In steer wrestling, Ote Berry, who snared his first of four titles in 1985, is competing. So is defending world champion Hunter Cure.
“We want to reinvigorate the rodeo,” said Randy Bernard, the chief executive officer of RFD-TV who is serving as the rodeo’s key organizer. “If you were a fan of rodeo in 1985 and 1990, you might possibly have faded off into another sport. So, I think bringing folks like Charmayne reinvigorates people’s enthusiasm.”
Bernard said the wide range of gold buckle winners will be a big hit with fans.
“A person might say, ‘I was a huge fan of Charmayne and Dan Mortensen and I’m coming back to watch them,’” Bernard said. “‘But I’ve also been watching the Road To The American [preview show], I’m become interested in the current champions and now I’m really back into it.’” Bernard said.
Lots of gold
Among the field of competitors, 146 world titles have been won either in the Women’s Professional Rodeo Association or the Professional Rodeo Cowboys Association or the Professional Bull riders, Bernard said. Nineteen of those gold buckles were snared by defending world all-around champion Trevor Brazile of Decatur, the most of any competitor in the PRCA.
Brazile has qualified for The American in tie-down roping and team roping. His wife, Shada, made the cut in barrel racing.
“This is something that’s ground breaking,” Brazile said of the $2 million rodeo. “The sport is being elevated to a whole new level.”

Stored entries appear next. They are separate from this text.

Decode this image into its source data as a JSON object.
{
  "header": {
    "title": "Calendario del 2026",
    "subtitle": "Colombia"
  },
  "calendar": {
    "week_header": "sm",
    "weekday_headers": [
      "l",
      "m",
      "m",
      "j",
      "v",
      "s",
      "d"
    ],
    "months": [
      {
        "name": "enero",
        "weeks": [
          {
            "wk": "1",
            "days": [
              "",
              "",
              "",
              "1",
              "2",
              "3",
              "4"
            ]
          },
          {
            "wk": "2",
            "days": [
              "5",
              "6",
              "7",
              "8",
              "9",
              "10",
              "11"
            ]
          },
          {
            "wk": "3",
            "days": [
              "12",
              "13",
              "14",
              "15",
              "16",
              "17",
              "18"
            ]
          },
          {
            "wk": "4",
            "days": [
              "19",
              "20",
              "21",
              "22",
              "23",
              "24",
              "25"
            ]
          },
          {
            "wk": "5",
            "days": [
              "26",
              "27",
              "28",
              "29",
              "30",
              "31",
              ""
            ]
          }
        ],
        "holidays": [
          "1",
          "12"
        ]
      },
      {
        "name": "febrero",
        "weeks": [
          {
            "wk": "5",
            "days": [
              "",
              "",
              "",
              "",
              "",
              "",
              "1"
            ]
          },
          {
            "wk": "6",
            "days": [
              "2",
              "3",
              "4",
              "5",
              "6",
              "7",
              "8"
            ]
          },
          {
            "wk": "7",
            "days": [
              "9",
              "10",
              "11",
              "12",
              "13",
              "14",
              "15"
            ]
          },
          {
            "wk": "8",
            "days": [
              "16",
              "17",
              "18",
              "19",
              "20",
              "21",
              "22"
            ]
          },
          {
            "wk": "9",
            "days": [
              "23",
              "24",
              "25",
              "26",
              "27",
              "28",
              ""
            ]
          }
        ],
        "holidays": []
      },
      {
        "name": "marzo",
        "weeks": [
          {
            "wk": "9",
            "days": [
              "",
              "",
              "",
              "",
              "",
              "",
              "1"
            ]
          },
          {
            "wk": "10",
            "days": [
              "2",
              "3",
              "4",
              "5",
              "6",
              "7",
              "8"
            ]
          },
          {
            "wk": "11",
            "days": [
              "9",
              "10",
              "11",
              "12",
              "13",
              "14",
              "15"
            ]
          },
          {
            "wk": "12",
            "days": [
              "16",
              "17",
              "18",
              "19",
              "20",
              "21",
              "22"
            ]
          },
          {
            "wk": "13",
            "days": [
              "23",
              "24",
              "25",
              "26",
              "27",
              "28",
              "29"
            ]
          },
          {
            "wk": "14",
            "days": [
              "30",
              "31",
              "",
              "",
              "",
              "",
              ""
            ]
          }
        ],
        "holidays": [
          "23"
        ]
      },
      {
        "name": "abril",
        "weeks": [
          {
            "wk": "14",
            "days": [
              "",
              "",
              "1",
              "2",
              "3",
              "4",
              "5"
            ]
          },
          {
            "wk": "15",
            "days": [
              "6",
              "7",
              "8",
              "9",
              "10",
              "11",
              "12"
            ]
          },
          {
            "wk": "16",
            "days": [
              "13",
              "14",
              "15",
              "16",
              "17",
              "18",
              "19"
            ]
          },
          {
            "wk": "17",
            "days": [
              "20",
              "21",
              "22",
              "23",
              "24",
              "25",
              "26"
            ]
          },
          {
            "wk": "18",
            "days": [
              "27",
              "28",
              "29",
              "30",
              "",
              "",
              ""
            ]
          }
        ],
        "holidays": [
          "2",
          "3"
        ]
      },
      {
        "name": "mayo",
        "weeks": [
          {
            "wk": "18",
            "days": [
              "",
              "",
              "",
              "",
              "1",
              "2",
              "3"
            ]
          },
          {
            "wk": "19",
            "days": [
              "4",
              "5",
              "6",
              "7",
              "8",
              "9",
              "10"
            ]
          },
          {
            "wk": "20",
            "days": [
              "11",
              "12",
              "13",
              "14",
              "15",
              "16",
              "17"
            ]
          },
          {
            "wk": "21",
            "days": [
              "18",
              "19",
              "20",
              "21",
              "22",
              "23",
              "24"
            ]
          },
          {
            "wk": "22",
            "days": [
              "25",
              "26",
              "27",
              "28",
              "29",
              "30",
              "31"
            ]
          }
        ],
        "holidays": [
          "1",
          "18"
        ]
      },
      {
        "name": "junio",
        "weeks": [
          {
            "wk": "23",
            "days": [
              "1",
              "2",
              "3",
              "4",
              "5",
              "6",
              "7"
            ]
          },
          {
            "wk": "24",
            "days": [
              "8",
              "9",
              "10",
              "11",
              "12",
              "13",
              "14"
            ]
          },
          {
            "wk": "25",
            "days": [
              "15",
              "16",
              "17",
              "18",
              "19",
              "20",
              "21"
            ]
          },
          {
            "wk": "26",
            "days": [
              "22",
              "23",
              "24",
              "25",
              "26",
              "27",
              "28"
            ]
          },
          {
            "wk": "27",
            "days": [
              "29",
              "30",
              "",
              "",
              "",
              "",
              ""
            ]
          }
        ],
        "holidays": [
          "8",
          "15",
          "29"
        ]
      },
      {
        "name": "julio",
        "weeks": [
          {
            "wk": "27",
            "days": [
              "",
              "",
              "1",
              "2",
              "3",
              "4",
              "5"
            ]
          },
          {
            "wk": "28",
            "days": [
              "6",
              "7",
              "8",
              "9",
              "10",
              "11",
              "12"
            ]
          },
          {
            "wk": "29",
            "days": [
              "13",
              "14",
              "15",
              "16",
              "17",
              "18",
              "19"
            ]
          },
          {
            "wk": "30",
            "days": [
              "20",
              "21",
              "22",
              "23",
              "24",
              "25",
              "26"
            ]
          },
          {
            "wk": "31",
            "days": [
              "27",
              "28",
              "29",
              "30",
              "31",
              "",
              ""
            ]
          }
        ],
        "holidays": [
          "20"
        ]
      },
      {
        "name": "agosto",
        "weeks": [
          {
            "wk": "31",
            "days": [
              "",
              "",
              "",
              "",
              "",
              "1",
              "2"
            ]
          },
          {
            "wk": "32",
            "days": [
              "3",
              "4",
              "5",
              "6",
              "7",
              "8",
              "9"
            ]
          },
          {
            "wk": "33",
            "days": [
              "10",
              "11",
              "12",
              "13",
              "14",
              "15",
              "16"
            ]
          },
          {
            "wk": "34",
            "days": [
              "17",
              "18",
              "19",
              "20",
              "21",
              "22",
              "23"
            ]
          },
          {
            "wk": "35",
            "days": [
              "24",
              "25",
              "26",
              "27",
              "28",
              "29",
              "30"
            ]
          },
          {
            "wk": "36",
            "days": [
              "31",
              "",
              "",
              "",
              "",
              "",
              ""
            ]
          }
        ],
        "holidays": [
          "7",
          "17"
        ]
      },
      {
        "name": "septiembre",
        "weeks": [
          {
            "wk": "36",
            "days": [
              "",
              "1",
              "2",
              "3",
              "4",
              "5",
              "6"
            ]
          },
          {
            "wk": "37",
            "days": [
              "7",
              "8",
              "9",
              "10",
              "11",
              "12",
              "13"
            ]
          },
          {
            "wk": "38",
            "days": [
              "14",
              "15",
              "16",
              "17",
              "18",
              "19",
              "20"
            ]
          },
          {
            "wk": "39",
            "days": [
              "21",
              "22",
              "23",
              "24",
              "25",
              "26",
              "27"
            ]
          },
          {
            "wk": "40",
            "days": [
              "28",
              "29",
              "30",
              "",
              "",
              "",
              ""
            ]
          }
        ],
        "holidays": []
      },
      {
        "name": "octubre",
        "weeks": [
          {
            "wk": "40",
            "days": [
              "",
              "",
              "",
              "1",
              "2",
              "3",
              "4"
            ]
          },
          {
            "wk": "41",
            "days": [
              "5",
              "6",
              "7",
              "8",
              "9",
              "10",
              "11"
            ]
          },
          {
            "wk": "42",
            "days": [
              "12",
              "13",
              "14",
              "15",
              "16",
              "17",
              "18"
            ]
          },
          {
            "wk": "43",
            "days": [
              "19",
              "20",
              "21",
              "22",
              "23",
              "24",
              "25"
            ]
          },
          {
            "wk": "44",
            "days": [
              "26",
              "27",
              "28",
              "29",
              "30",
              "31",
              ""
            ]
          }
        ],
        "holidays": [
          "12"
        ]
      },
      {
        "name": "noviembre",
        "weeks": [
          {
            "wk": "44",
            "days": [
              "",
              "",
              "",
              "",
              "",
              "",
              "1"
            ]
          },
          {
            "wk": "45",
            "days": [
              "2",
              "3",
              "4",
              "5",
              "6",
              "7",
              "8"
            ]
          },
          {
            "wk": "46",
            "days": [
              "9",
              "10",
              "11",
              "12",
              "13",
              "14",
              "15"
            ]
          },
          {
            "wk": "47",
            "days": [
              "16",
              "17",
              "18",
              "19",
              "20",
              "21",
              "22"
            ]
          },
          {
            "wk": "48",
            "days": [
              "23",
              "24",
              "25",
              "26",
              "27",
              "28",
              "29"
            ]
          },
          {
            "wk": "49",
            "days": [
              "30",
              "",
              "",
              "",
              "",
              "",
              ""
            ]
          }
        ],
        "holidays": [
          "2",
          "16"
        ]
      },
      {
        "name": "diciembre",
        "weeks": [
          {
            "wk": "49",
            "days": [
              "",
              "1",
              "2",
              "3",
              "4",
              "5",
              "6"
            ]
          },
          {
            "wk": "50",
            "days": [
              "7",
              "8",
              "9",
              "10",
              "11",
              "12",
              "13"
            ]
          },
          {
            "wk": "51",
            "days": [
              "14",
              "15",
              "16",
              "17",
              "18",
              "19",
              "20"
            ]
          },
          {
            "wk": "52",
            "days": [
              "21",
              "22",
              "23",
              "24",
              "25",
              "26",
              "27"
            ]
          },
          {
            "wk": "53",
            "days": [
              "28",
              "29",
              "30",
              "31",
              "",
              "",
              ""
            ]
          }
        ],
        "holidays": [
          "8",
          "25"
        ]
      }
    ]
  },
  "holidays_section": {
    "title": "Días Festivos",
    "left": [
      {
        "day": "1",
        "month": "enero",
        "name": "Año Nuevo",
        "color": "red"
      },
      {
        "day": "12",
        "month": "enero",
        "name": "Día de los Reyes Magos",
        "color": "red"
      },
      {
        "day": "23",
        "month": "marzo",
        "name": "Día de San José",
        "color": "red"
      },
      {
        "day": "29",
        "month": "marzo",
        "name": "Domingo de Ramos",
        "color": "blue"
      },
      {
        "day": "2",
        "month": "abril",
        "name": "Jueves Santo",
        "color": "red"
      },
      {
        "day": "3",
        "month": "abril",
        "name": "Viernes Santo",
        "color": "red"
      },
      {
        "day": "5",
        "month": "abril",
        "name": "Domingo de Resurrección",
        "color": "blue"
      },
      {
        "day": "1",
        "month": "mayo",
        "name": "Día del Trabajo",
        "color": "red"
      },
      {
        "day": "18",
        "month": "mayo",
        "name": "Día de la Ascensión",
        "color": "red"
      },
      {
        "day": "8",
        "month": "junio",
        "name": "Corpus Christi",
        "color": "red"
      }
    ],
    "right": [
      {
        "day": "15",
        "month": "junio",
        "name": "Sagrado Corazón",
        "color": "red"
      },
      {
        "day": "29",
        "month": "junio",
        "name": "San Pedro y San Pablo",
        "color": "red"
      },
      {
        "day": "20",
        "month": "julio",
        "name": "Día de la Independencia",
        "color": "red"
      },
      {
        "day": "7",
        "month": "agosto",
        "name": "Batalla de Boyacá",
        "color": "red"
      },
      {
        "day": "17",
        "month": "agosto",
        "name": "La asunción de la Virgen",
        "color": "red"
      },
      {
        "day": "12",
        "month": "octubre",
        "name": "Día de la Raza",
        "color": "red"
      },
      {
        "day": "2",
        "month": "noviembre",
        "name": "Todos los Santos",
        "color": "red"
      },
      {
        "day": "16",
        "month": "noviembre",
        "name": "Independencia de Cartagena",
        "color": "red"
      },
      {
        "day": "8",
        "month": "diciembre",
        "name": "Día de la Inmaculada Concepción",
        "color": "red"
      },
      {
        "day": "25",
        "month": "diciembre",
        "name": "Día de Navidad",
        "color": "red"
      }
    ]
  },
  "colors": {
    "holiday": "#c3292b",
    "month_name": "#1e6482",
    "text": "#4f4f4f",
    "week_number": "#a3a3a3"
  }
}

During The American Semifinals last weekend in Mesquite, Fred Whitfield defeated Joe Beaver in a tie-down roping match, and Jake Barnes edged Speed Williams and Clay O’Brien Cooper in a team roping match. It was initially announced that the winners of each match would advance to The American in the exemption slots (which meant they did not have to attend qualifier shows the past six months). But after the matches, Bernard invited all five former world champions to compete.
Beaver is another prime example of a 1980s star. He won his first of five PRCA world tie-down roping titles in 1985.